A la Fondation Casip-Cojasor (30 ESMS en Ile-de-France, à Nice et à Aix-les-Bains, destinés aux personnes handicapées et âgées et à la petite enfance) – qui invitait de nombreux intervenants à réfléchir, au début 2017, lors du colloque « Action sociale et médico-sociale : mettre l’éthique en pratique » –, Karene Fredj, directrice générale, s’est intéressée à la question éthique en retravaillant le projet institutionnel. « Nous avons mené des réflexions pour repositionner nos valeurs et décider comment les professionnels allaient mettre celles-ci en place. Pour chaque valeur référentielle (il y en a sept), nous avons proposé des principes d’action. Ainsi, pour la “justice”, par laquelle nous avons commencé, le principe d’action est l’éthique. » En plus du colloque, qui visait à mettre en avant des pratiques éthiques, la Casip-Cojasor est donc en train de mettre en place dans ses différents services sociaux et médico-sociaux des petits comités d’éthique. « On n’a pas fait le choix d’un comité d’éthique plus général au sein de la fondation car, selon moi, les questions doivent se poser au plus près des problématiques. En EHPAD, par exemple, quand on aborde des questions sur la liberté d’aller et venir ou sur la contention, il faut prendre en compte chaque situation. » La directrice générale affirme que l’éthique « doit être présente partout.

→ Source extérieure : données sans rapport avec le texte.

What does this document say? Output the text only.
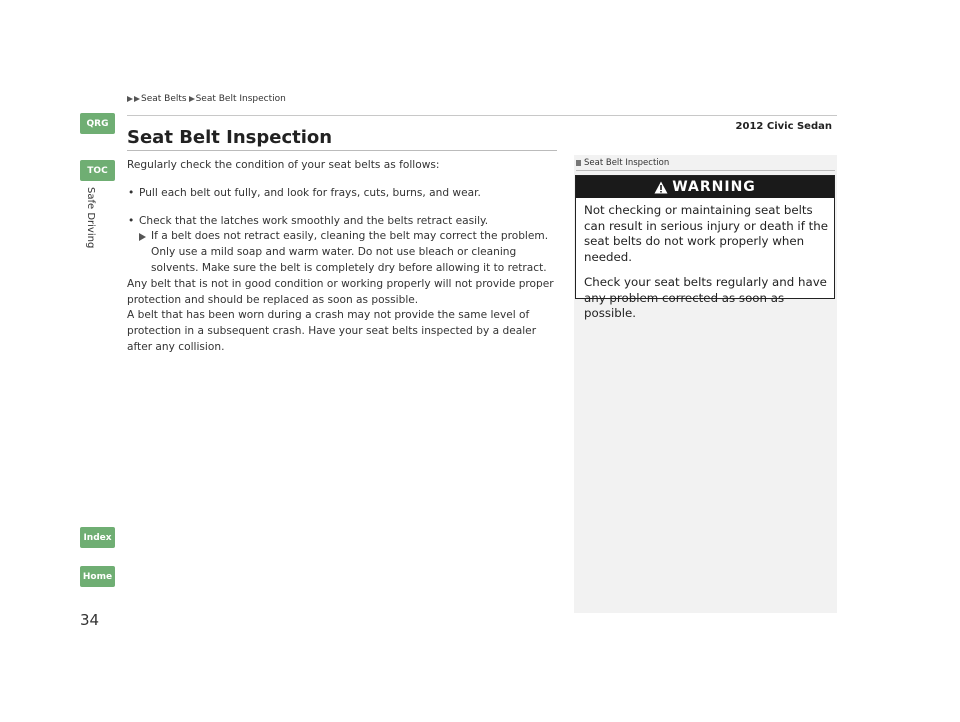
Seat Belts Seat Belt Inspection
2012 Civic Sedan
QRG
TOC
Safe Driving
Index
Home
34
Seat Belt Inspection

Regularly check the condition of your seat belts as follows:

• Pull each belt out fully, and look for frays, cuts, burns, and wear.
• Check that the latches work smoothly and the belts retract easily.
If a belt does not retract easily, cleaning the belt may correct the problem. Only use a mild soap and warm water. Do not use bleach or cleaning solvents. Make sure the belt is completely dry before allowing it to retract.

Any belt that is not in good condition or working properly will not provide proper protection and should be replaced as soon as possible.

A belt that has been worn during a crash may not provide the same level of protection in a subsequent crash. Have your seat belts inspected by a dealer after any collision.

Seat Belt Inspection
WARNING

Not checking or maintaining seat belts can result in serious injury or death if the seat belts do not work properly when needed.

Check your seat belts regularly and have any problem corrected as soon as possible.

Mais on ne l’impose pas en trois mois, six mois ou un an… C’est une culture à mettre en place. C’est aussi une organisation. »
Comment expliquer que cette question émerge aujourd’hui ? « Si on parle de plus en plus d’éthique managériale, c’est peut-être qu’il y a eu des abus. Après avoir tant réorganisé, informatisé, on s’évertue finalement à replacer l’humain au centre », analyse Jean-Marc Le Ravallec.